Ludwik Zamenhof Centre. This museum is dedicated to the creator of Esperanto, and provides information on his life and the language. The Centre contains an Esperanto library and also holds concerts, film screenings, theater performances, and lectures, as well as workshops for young people.
Podlasie Opera and Philharmonic – European Art Centre in Białystok is the largest arts institution in north-eastern Poland and the most modern cultural center in this region of Europe.
Białystok Puppet Theatre. Built in 1953, this theater was the first in Poland to have a performance space built specifically for puppetry. This reputable institution is known for hosting national and international puppetry festivals.
Białystok Cultural Centre. Around 300 events each year are organized by this cultural hub, including film, art, music, and fashion festivals. For example: “Days of Białystok”, dance and theatre performances, outdoor events, and a celebration of local culture, while the annual blues festival “Autumn with the Blues” is inspired by popular local band Kasa Chorych.
Planty Park. Białystok is part of an area known as the “Green Lungs of Poland” for the quality of its air, and this sprawling park that occupies over 35 acres near Branicki Palace is the perfect place to enjoy it.
Białystok City Stadium. The tenants of Białystok’s 22,386-seater stadium are Jagiellonia Białystok, the local football team. They have played at the top level of Polish football, the Estraklasa, since 2007. The stadium also hosts occasional concerts and other sporting events.
Kosciuszko Market Square. This public space, with the town hall at one end and the cathedral at another, is the true heart of Białystok. With cafés and restaurants, pubs and bars, it is a bustling area of commerce and communication for the people of the city.
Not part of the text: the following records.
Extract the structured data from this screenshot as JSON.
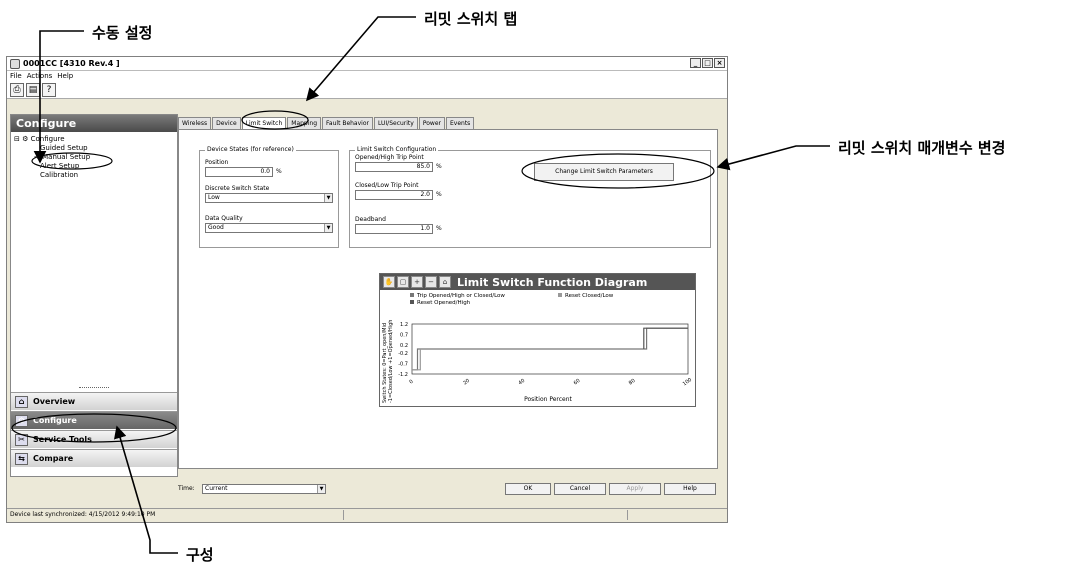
{
  "callouts": {
    "manual_setup": "수동 설정",
    "limit_switch_tab": "리밋 스위치 탭",
    "change_params": "리밋 스위치 매개변수 변경",
    "configure": "구성"
  },
  "window": {
    "title": "0001CC [4310 Rev.4 ]",
    "menu": [
      "File",
      "Actions",
      "Help"
    ],
    "controls": [
      "_",
      "□",
      "×"
    ]
  },
  "left_pane": {
    "header": "Configure",
    "tree": {
      "root": "Configure",
      "children": [
        "Guided Setup",
        "Manual Setup",
        "Alert Setup",
        "Calibration"
      ]
    },
    "nav": [
      {
        "label": "Overview"
      },
      {
        "label": "Configure"
      },
      {
        "label": "Service Tools"
      },
      {
        "label": "Compare"
      }
    ]
  },
  "tabs": [
    "Wireless",
    "Device",
    "Limit Switch",
    "Mapping",
    "Fault Behavior",
    "LUI/Security",
    "Power",
    "Events"
  ],
  "device_states": {
    "group_label": "Device States (for reference)",
    "position_label": "Position",
    "position_value": "0.0",
    "position_unit": "%",
    "discrete_label": "Discrete Switch State",
    "discrete_value": "Low",
    "quality_label": "Data Quality",
    "quality_value": "Good"
  },
  "limit_config": {
    "group_label": "Limit Switch Configuration",
    "opened_label": "Opened/High Trip Point",
    "opened_value": "85.0",
    "closed_label": "Closed/Low Trip Point",
    "closed_value": "2.0",
    "deadband_label": "Deadband",
    "deadband_value": "1.0",
    "unit": "%",
    "change_button": "Change Limit Switch Parameters"
  },
  "chart_data": {
    "type": "line",
    "title": "Limit Switch Function Diagram",
    "xlabel": "Position Percent",
    "ylabel_lines": [
      "Switch States:  0=Part_open/Mid",
      "-1=Closed/Low  +1=Opened/High"
    ],
    "xlim": [
      0,
      100
    ],
    "ylim": [
      -1.2,
      1.2
    ],
    "xticks": [
      "0",
      "20",
      "40",
      "60",
      "80",
      "100"
    ],
    "yticks": [
      "1.2",
      "0.7",
      "0.2",
      "-0.2",
      "-0.7",
      "-1.2"
    ],
    "legend": [
      "Trip Opened/High or Closed/Low",
      "Reset Closed/Low",
      "Reset Opened/High"
    ],
    "series": [
      {
        "name": "Trip Opened/High or Closed/Low",
        "points": [
          [
            0,
            -1
          ],
          [
            2,
            -1
          ],
          [
            2,
            0
          ],
          [
            85,
            0
          ],
          [
            85,
            1
          ],
          [
            100,
            1
          ]
        ]
      },
      {
        "name": "Reset Closed/Low",
        "points": [
          [
            0,
            -1
          ],
          [
            3,
            -1
          ],
          [
            3,
            0
          ]
        ]
      },
      {
        "name": "Reset Opened/High",
        "points": [
          [
            84,
            0
          ],
          [
            84,
            1
          ],
          [
            100,
            1
          ]
        ]
      }
    ]
  },
  "bottom": {
    "time_label": "Time:",
    "time_value": "Current",
    "buttons": [
      "OK",
      "Cancel",
      "Apply",
      "Help"
    ]
  },
  "status": {
    "text": "Device last synchronized: 4/15/2012 9:49:10 PM"
  }
}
The Folklore Museum in Osowicze (near Białystok) and Nowogród (near Łomża), where you can find a great collection of the local folk art and typical examples of peasant houses and farm buildings characteristic of the region.
Scenery Park of the Knyszyn Forest (woods, peatbogs, springs, 154 bird species, lynxes, elks, stags, foxes, wild boars, badgers and beavers). There are 20 sanctuaries within the Knyszyn Forest.
Białowieża National Park (awarded with the European Council Certificate) with its 1200 plant species and animals like European bisons, elks, stags, wild boars, wolves, grey squirrels and otters. There are many marked tourist routes within the Park.
The Narew National Park (the home of some unique bird species in Europe). The Narew swamps are inhabited by elks, roe-deer, foxes, badgers, martens, hares and fish like pikes, perches and tenches. The area is very popular among anglers.
The Biebrza National Park (the biggest peaty and swampy area in Europe) with its wild landscape, rivers and streams, plenty of fish and its peaceful atmosphere is a paradise for nature lovers and those who seek rest.
Suwalki Scenery Park, called “Little Switzerland” with its well marked tourist routes ideal for walking and cycling.